Écoles normales, Iufm, Espé, Inspé …
Le projet de loi supprime les Espé et les remplace par les Inspé (Instituts nationaux supérieurs du professorat et de l’éducation) dont les directeurs seront nommés directement par le ministre et qui ne dépendront donc plus du système de nomination au sein de l’Université. L’éducation nationale reprend donc la main pleine et entière sur la formation initiale.

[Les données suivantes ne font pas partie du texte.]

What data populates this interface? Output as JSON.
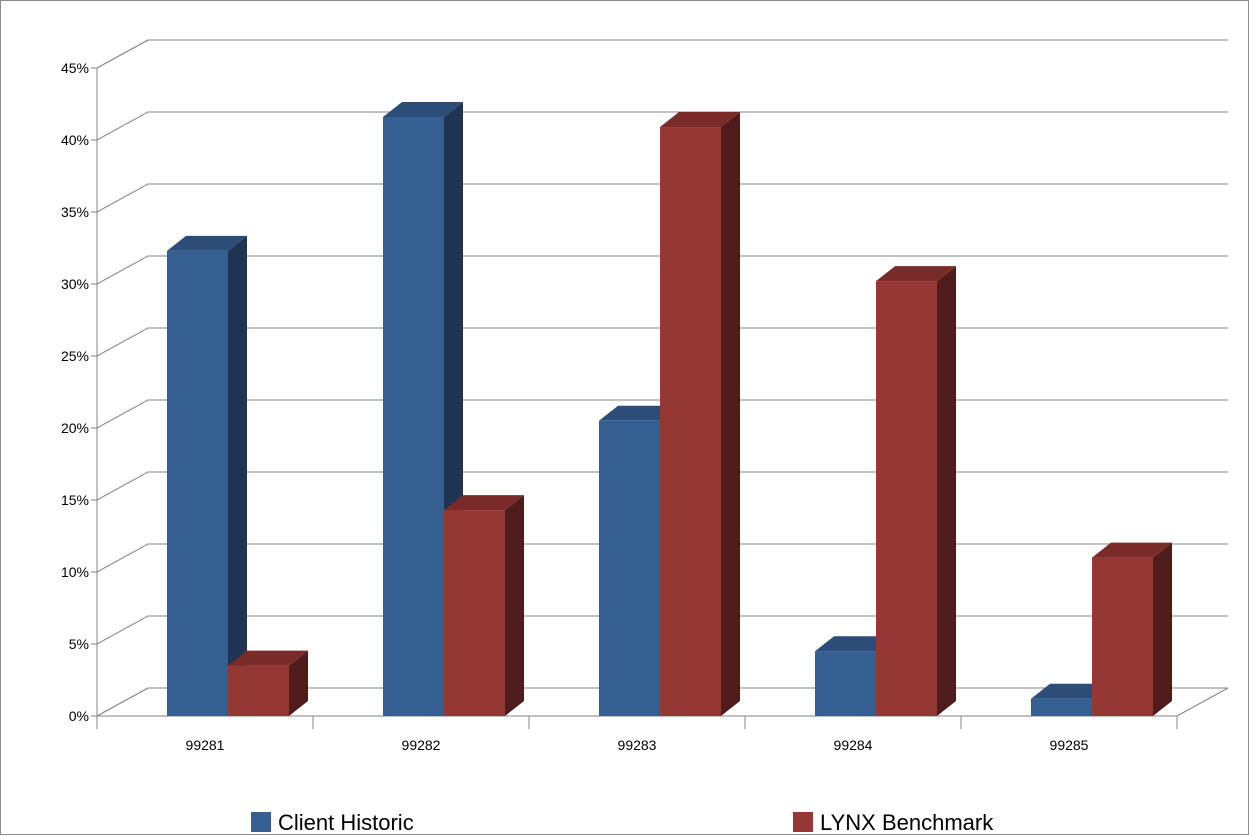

L’article 12 de la loi modifie en effet la gouvernance des instituts nationaux supérieurs du professorat et de l’éducation afin d’élargir le recrutement des directeurs d’INSPÉ et affiche l’ambition de le rendre plus transparent, mais à la main du ministre. Les nominations des directeurs et directrices des futurs INSPÉ ne se feront plus sur proposition des conseils d’école comme c’était le cas pour les ESPE mais seront faites par le ministre sur proposition d’un comité d’audition co-présidé par le recteur et le président de l’université de rattachement.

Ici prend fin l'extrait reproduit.